Na última Assembleia Municipal, confrontei a senhora Presidente da Câmara com o que considero ser a sua evidente falta de visão para o município, mascarada pela propaganda excessiva que promove nas redes sociais. A resposta foi que ainda não tinha começado a apresentar as suas grandes políticas e que começou o seu mandato há pouco tempo, possivelmente esquecendo-se de que foi vereadora durante os últimos dezasseis anos e que nunca se opôs ao cinzentismo que marcou esse período. Referiu ainda que estaria atenta às propostas e aos votos da oposição quando elas viessem a ser discutidas.
Mas quais são, afinal, as grandes políticas que a senhora Presidente apresentou nas últimas eleições?
Um parque de estacionamento subterrâneo na Avenida Santos Graça. Um parque de estacionamento de superfície na Praça Marquês de Pombal, junto ao Mercado Municipal.
Nenhuma destas propostas aumenta um único metro quadrado de espaço verde. Nenhuma devolve a cidade às pessoas. Ambas reforçam exatamente o mesmo paradigma urbano que marcou as últimas décadas.
Na Avenida Santos Graça, a proposta implica retirar árvores, abrir uma enorme escavação na avenida e criar ainda mais perturbação no quotidiano da cidade. Significa repetir os mesmos erros do passado: remover pessoas e árvores do espaço público e insistir numa visão que empobrece a vida urbana.

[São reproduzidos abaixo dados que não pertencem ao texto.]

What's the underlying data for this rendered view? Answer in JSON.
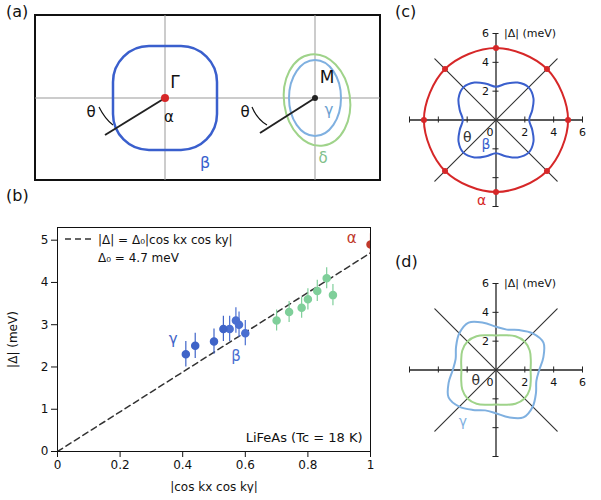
{
  "diagram": {
    "panel": "(a)",
    "labels": {
      "gamma_point": "Γ",
      "alpha": "α",
      "beta": "β",
      "m_point": "M",
      "gamma": "γ",
      "delta": "δ",
      "theta": "θ"
    }
  },
  "chart_data": [
    {
      "type": "scatter",
      "panel": "(b)",
      "xlabel": "|cos kx cos ky|",
      "ylabel": "|Δ| (meV)",
      "xlim": [
        0,
        1
      ],
      "xticks": [
        0,
        0.2,
        0.4,
        0.6,
        0.8,
        1
      ],
      "ylim": [
        0,
        5.3
      ],
      "yticks": [
        0,
        1,
        2,
        3,
        4,
        5
      ],
      "legend": "top-left",
      "legend_note": "Δ₀ = 4.7 meV",
      "note": "LiFeAs (Tc = 18 K)",
      "series": [
        {
          "name": "|Δ| = Δ₀|cos kx cos ky|",
          "type": "line",
          "line_style": "dashed",
          "color": "#333333",
          "x": [
            0,
            1
          ],
          "values": [
            0,
            4.7
          ]
        },
        {
          "type": "scatter",
          "marker": "circle",
          "color": "#c0392b",
          "x": [
            1
          ],
          "values": [
            4.9
          ],
          "errors": [
            0.25
          ]
        },
        {
          "type": "scatter",
          "marker": "circle",
          "color": "#4a6fd1",
          "x": [
            0.55,
            0.57,
            0.58,
            0.6
          ],
          "values": [
            2.9,
            3.1,
            3.0,
            2.8
          ],
          "errors": [
            0.3,
            0.3,
            0.3,
            0.3
          ]
        },
        {
          "type": "scatter",
          "marker": "circle",
          "color": "#3f64c8",
          "x": [
            0.41,
            0.44,
            0.5,
            0.53
          ],
          "values": [
            2.3,
            2.5,
            2.6,
            2.9
          ],
          "errors": [
            0.3,
            0.3,
            0.3,
            0.3
          ]
        },
        {
          "type": "scatter",
          "marker": "circle",
          "color": "#7fcf9a",
          "x": [
            0.7,
            0.74,
            0.78,
            0.8,
            0.83,
            0.86,
            0.88
          ],
          "values": [
            3.1,
            3.3,
            3.4,
            3.6,
            3.8,
            4.1,
            3.7
          ],
          "errors": [
            0.25,
            0.25,
            0.25,
            0.25,
            0.25,
            0.25,
            0.25
          ]
        }
      ],
      "annotations": [
        {
          "text": "α",
          "x": 0.94,
          "y": 5.05,
          "color": "#c0392b"
        },
        {
          "text": "β",
          "x": 0.57,
          "y": 2.25,
          "color": "#4a6fd1"
        },
        {
          "text": "γ",
          "x": 0.37,
          "y": 2.65,
          "color": "#3f64c8"
        }
      ]
    },
    {
      "type": "polar",
      "panel": "(c)",
      "rlabel": "|Δ| (meV)",
      "rlim": [
        0,
        6
      ],
      "rticks": [
        0,
        2,
        4,
        6
      ],
      "series": [
        {
          "color": "#d62728",
          "marker": "circle",
          "theta": [
            0,
            45,
            90,
            135,
            180,
            225,
            270,
            315
          ],
          "values": [
            5.0,
            5.0,
            5.0,
            5.0,
            5.0,
            5.0,
            5.0,
            5.0
          ]
        },
        {
          "color": "#3a5fcd",
          "theta": [
            0,
            15,
            30,
            45,
            60,
            75,
            90,
            105,
            120,
            135,
            150,
            165,
            180,
            195,
            210,
            225,
            240,
            255,
            270,
            285,
            300,
            315,
            330,
            345
          ],
          "values": [
            2.3,
            2.6,
            3.0,
            3.2,
            3.0,
            2.6,
            2.3,
            2.6,
            3.0,
            3.2,
            3.0,
            2.6,
            2.3,
            2.6,
            3.0,
            3.2,
            3.0,
            2.6,
            2.3,
            2.6,
            3.0,
            3.2,
            3.0,
            2.6
          ]
        }
      ],
      "annotations": [
        {
          "text": "θ",
          "x": -2.0,
          "y": -1.2,
          "color": "#333333"
        },
        {
          "text": "α",
          "x": -1.0,
          "y": -5.6,
          "color": "#d62728"
        },
        {
          "text": "β",
          "x": -0.7,
          "y": -1.7,
          "color": "#3a5fcd"
        }
      ]
    },
    {
      "type": "polar",
      "panel": "(d)",
      "rlabel": "|Δ| (meV)",
      "rlim": [
        0,
        6
      ],
      "rticks": [
        0,
        2,
        4,
        6
      ],
      "series": [
        {
          "color": "#7fb0e0",
          "theta": [
            0,
            15,
            30,
            45,
            60,
            75,
            90,
            105,
            120,
            135,
            150,
            165,
            180,
            195,
            210,
            225,
            240,
            255,
            270,
            285,
            300,
            315,
            330,
            345
          ],
          "values": [
            3.0,
            3.4,
            3.8,
            3.6,
            3.2,
            2.9,
            3.0,
            3.4,
            3.8,
            3.6,
            3.2,
            2.9,
            3.0,
            3.4,
            3.8,
            3.6,
            3.2,
            2.9,
            3.0,
            3.4,
            3.8,
            3.6,
            3.2,
            2.9
          ]
        },
        {
          "color": "#9fd38a",
          "theta": [
            0,
            15,
            30,
            45,
            60,
            75,
            90,
            105,
            120,
            135,
            150,
            165,
            180,
            195,
            210,
            225,
            240,
            255,
            270,
            285,
            300,
            315,
            330,
            345
          ],
          "values": [
            2.4,
            2.5,
            2.7,
            2.8,
            2.7,
            2.5,
            2.4,
            2.5,
            2.7,
            2.8,
            2.7,
            2.5,
            2.4,
            2.5,
            2.7,
            2.8,
            2.7,
            2.5,
            2.4,
            2.5,
            2.7,
            2.8,
            2.7,
            2.5
          ]
        }
      ],
      "annotations": [
        {
          "text": "θ",
          "x": -1.4,
          "y": -0.7,
          "color": "#333333"
        },
        {
          "text": "γ",
          "x": -2.3,
          "y": -3.6,
          "color": "#7fb0e0"
        }
      ]
    }
  ]
}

É esta a visão que a senhora Presidente da Câmara tem para a Póvoa de Varzim? Um urbanismo que insiste em reproduzir as piores práticas do século passado?
E na Praça Marquês de Pombal? Retirar as pessoas do espaço público para o entregar ao domínio dos carros. Uma vez mais, repetir os erros do passado e insistir num modelo urbano ultrapassado.

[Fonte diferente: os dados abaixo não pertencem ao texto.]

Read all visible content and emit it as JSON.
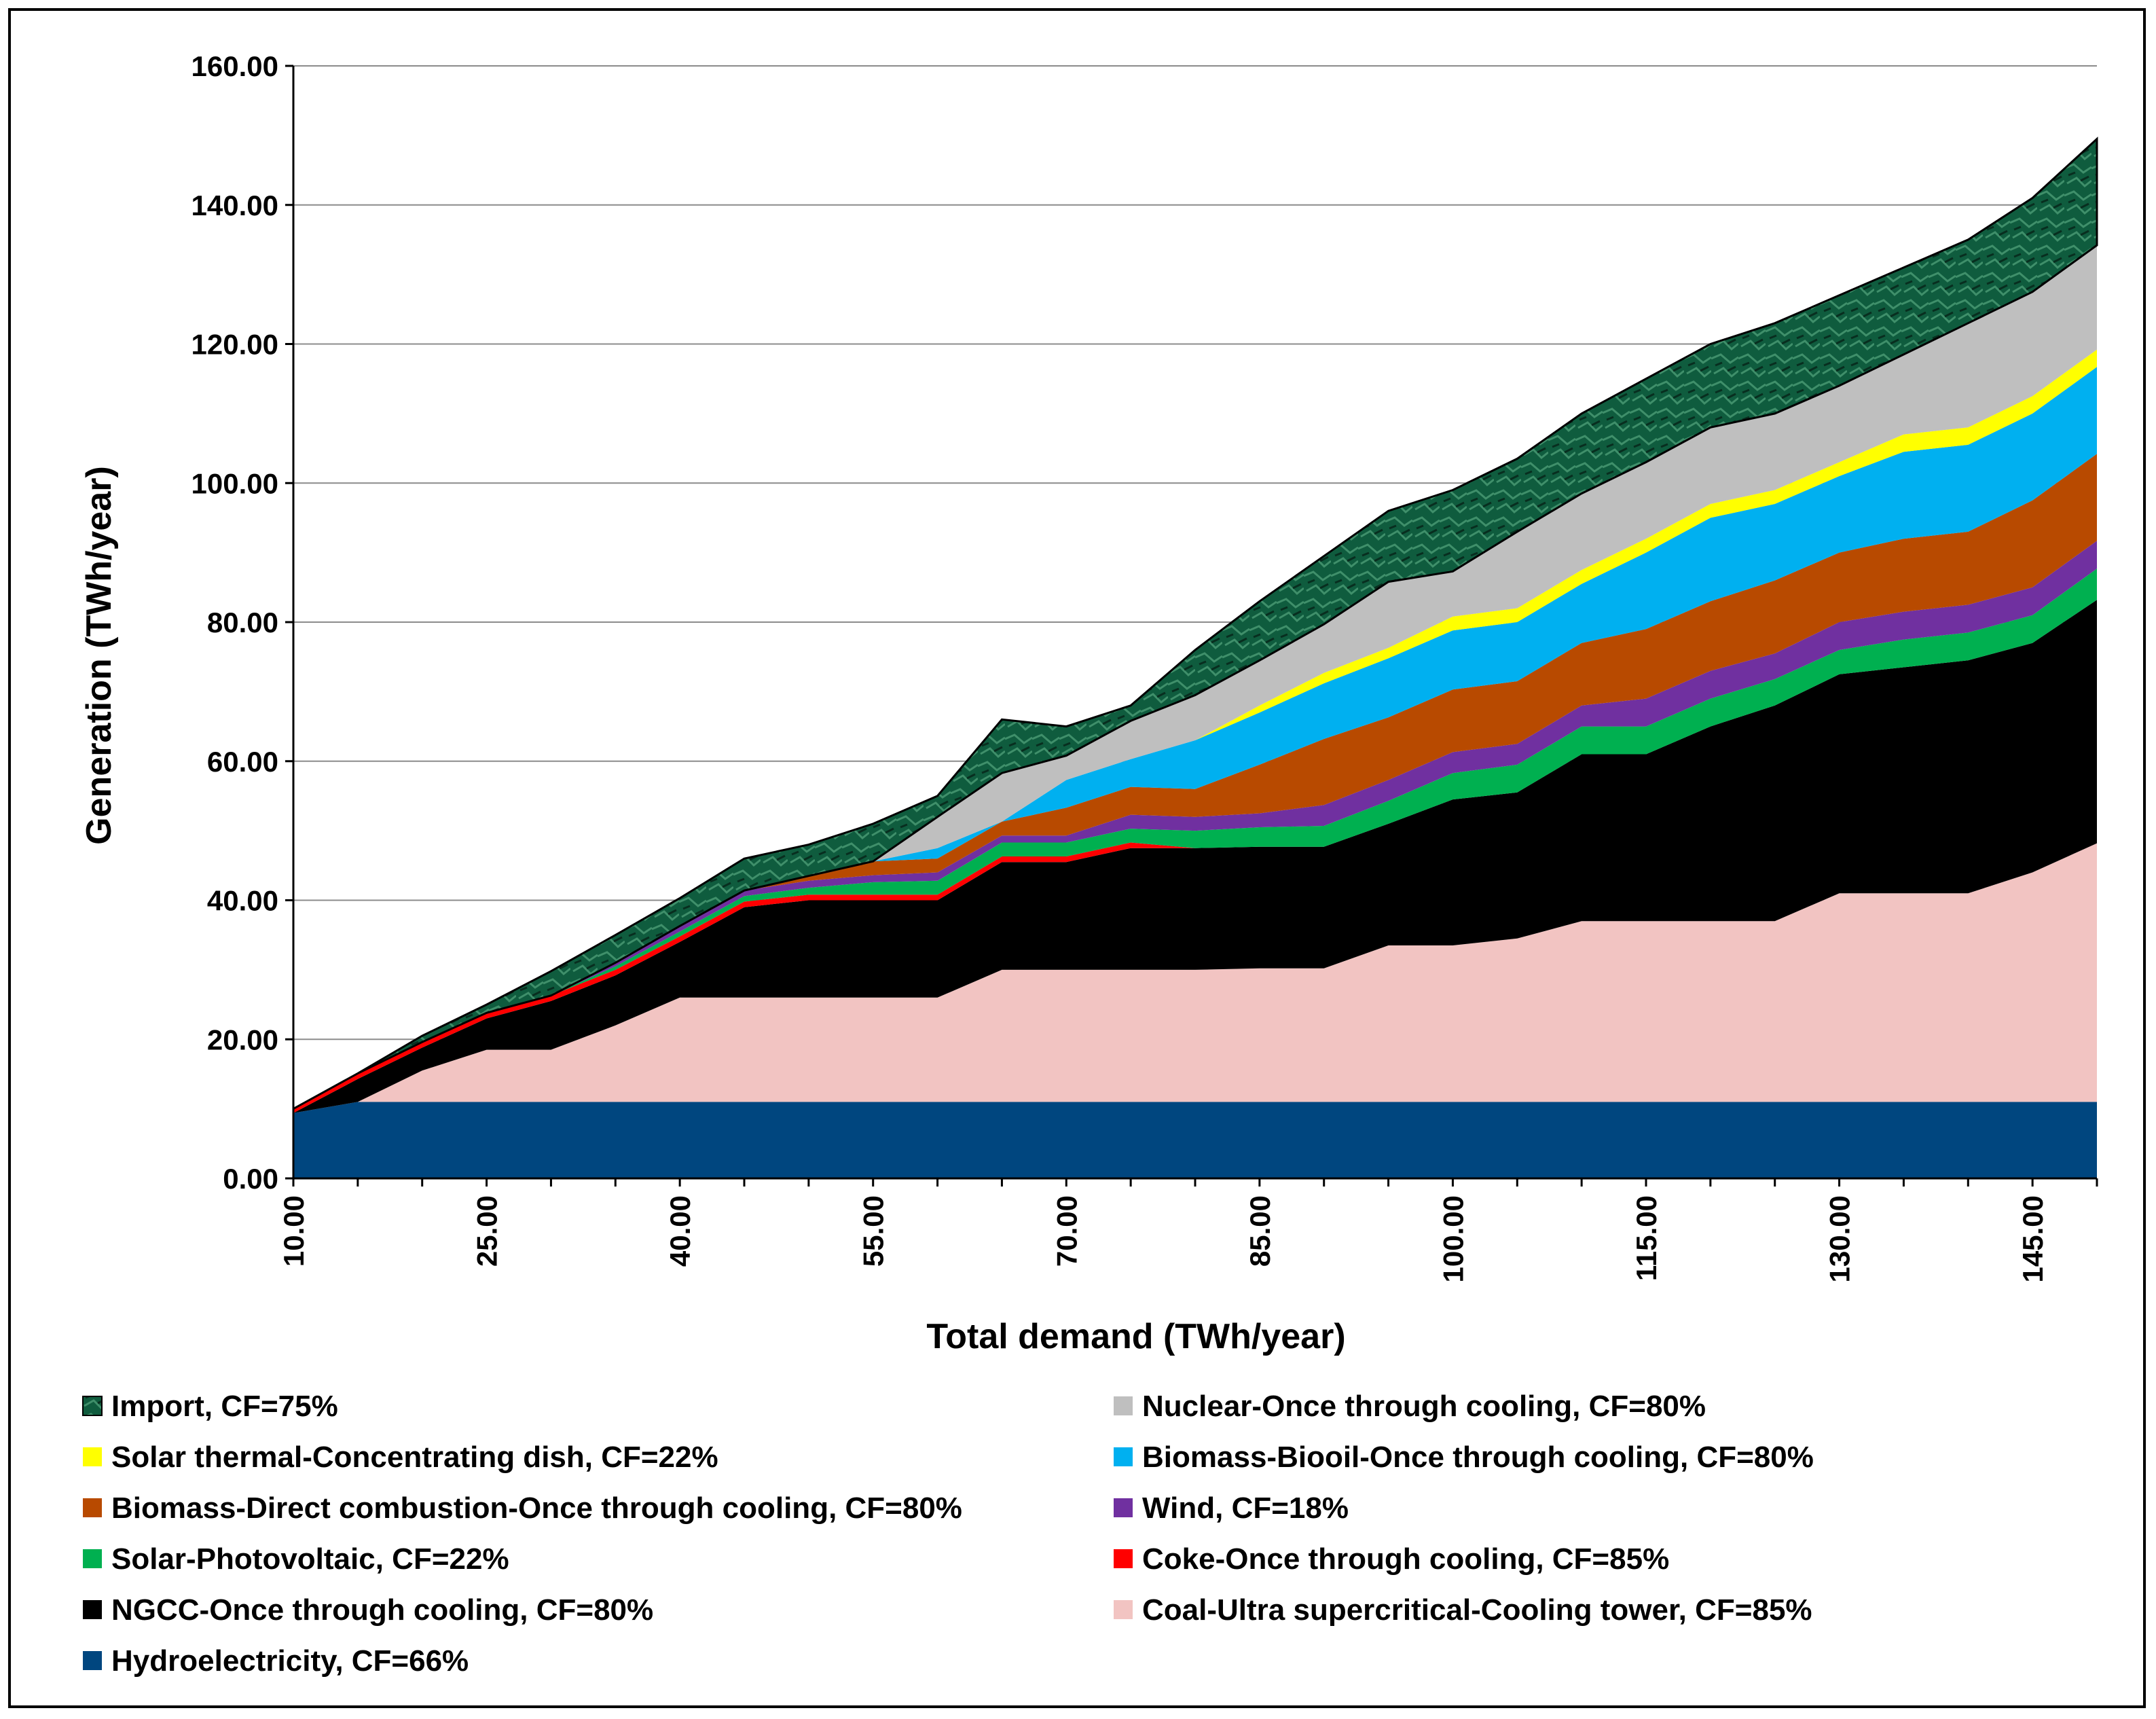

Se estas são as grandes políticas da atual Presidente da Câmara, então não pode vitimizar-se nem exigir à oposição que acompanhe os desvarios urbanísticos que o PSD propõe.
Esta é, no fundo, uma opção política sobre o modelo de cidade. De um lado, estão os que querem uma Póvoa de Varzim pensada para as pessoas, para viver, conviver e usufruir do espaço público. Do outro, os que continuam a acreditar que o futuro da Póvoa passa por transformar o espaço público num grande parque de estacionamento.